A dispetto di tante indagini, e delle rivendicazioni dell’Isis che arrivano puntuali dopo ognuno di questi episodi, le forze di polizia e di intelligence non sono ancora riuscite a stabilire se questi lupi siano davvero solitari, o non siano invece una versione particolare di arma manovrata da un jihadismo ben organizzato e strutturato. Nell’estate del 2016, Europol ha pubblicato un rapporto in cui sostiene che il 35% dei lupi solitari che hanno colpito in Occidente tra il 2000 e il 2015 soffrivano di disturbi mentali. Nello stesso rapporto, gli specialisti della polizia europea sostenevano che «sebbene lo Stato islamico abbia rivendicato la responsabilità degli ultimi attacchi nessuno di essi sembra essere sostenuto logisticamente o eseguito direttamente dall’Isis».


I disastri della follia, a sua volta incentivata e diretta dall’esempio dello pseudo Stato islamico e dal fanatismo para-religioso diffuso attraverso Internet e il circuito dei predicatori radicali, sarebbe quindi sfruttabile una volta che ha prodotto i suoi danni.

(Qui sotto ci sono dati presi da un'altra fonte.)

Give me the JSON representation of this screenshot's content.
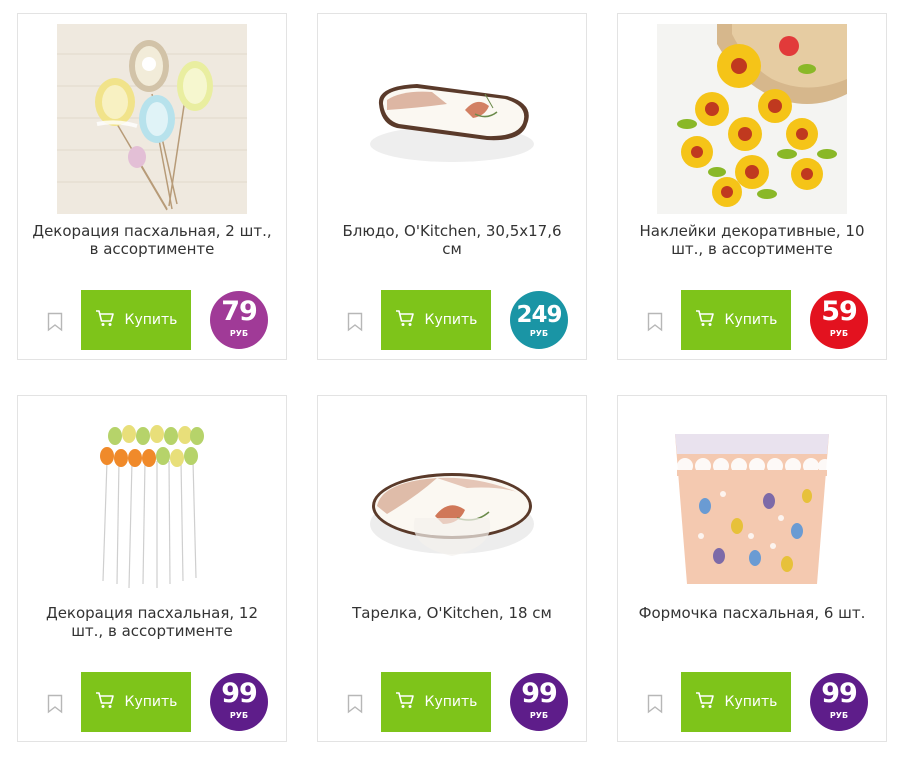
{
  "buy_label": "Купить",
  "currency": "РУБ",
  "products": [
    {
      "title": "Декорация пасхальная, 2 шт., в ассортименте",
      "price": "79",
      "price_color": "#a03a97",
      "image": "easter-egg-decor-image"
    },
    {
      "title": "Блюдо, O'Kitchen, 30,5x17,6 см",
      "price": "249",
      "price_color": "#1a95a5",
      "image": "oval-platter-image"
    },
    {
      "title": "Наклейки декоративные, 10 шт., в ассортименте",
      "price": "59",
      "price_color": "#e3121f",
      "image": "sunflower-stickers-image"
    },
    {
      "title": "Декорация пасхальная, 12 шт., в ассортименте",
      "price": "99",
      "price_color": "#5e1d8a",
      "image": "egg-picks-image"
    },
    {
      "title": "Тарелка, O'Kitchen, 18 см",
      "price": "99",
      "price_color": "#5e1d8a",
      "image": "round-plate-image"
    },
    {
      "title": "Формочка пасхальная, 6 шт.",
      "price": "99",
      "price_color": "#5e1d8a",
      "image": "baking-cups-image"
    }
  ],
  "colors": {
    "buy_button": "#7ec41a",
    "border": "#e3e3e3"
  }
}
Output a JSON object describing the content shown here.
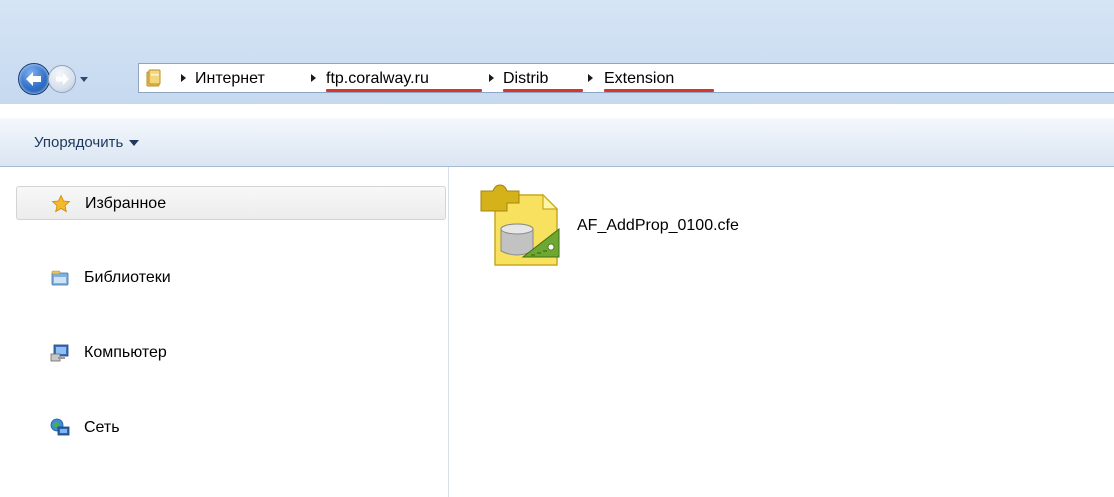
{
  "address_bar": {
    "breadcrumbs": [
      {
        "label": "Интернет"
      },
      {
        "label": "ftp.coralway.ru"
      },
      {
        "label": "Distrib"
      },
      {
        "label": "Extension"
      }
    ]
  },
  "toolbar": {
    "organize_label": "Упорядочить"
  },
  "nav_pane": {
    "items": [
      {
        "label": "Избранное",
        "icon": "star-icon",
        "selected": true
      },
      {
        "label": "Библиотеки",
        "icon": "libraries-icon",
        "selected": false
      },
      {
        "label": "Компьютер",
        "icon": "computer-icon",
        "selected": false
      },
      {
        "label": "Сеть",
        "icon": "network-icon",
        "selected": false
      }
    ]
  },
  "files": [
    {
      "name": "AF_AddProp_0100.cfe",
      "icon": "extension-file-icon"
    }
  ],
  "colors": {
    "highlight_underline": "#d9342b",
    "titlebar": "#cfe0f3",
    "toolbar_text": "#1e395b"
  }
}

Intervenire sulla follia, però, è impossibile. E sappiamo che la rete della prevenzione allargata dalle agenzie di intelligence funziona: le notizie in arrivo da Londra parlano di almeno un’altra dozzina di attentati sventati negli ultimi tempi. In tutti i campi si può sempre migliorare. Ma in questo caso pare evidente che il ritardo più grave e pericoloso è stato accumulato nella lotta contro il Califfato e in particolare contro l’Isis.


Era l’estate del 2014 quando le bandiere nere dei miliziani di Al Baghdadi presero a dilagare in Iraq e in Siria. Quasi tre anni dopo siamo ancora alle prese con la liberazione di Mosul (Iraq) e Raqqa (Siria), mentre l’Isis tiene sotto assedio da anni oltre centomila persone nella città siriana di Deir Ezzor e Palmira è stata liberata, ripresa e di nuovo liberata. In teoria contro i jihadisti si è mosso la più potente coalizione militare di tutti i tempi: 67 Paesi da un lato, con la guida degli Usa e dell’Arabia Saudita; e poi il triangolo Russia, Iran e Hezbollah, con l’aggiunta della Turchia che, dopo aver a lungo aiutato e rifornito i jihadisti, ha di recente cambiato bandiera. Eppure siamo ancora lì, a misurare le mosse, prendere precauzioni, osservare con preoccupazione impotente l’aumento delle vittime civili nella campagna di liberazione.
 

Un ritardo inspiegabile e ingiustificabile, che ha concesso all’Isis non solo tanto tempo in più per opprimere le popolazioni assoggettate ma anche per diffondere il mito del jihadismo e della lotta armata. Questo mito è il grimaldello che arma le menti deboli o fanatiche ed è il vero nemico di chi vuole bloccare il terrorismo. È dunque l’obiettivo contro cui avremmo dovuto convogliare fin da subito il massimo degli sforzi. È tardi ma non è troppo tardi. Ed è comunque il momento di cominciare a impegnarsi per il ritorno delle popolazioni nelle loro terre, operazione che non sarà meno difficile delle attuali campagne militari.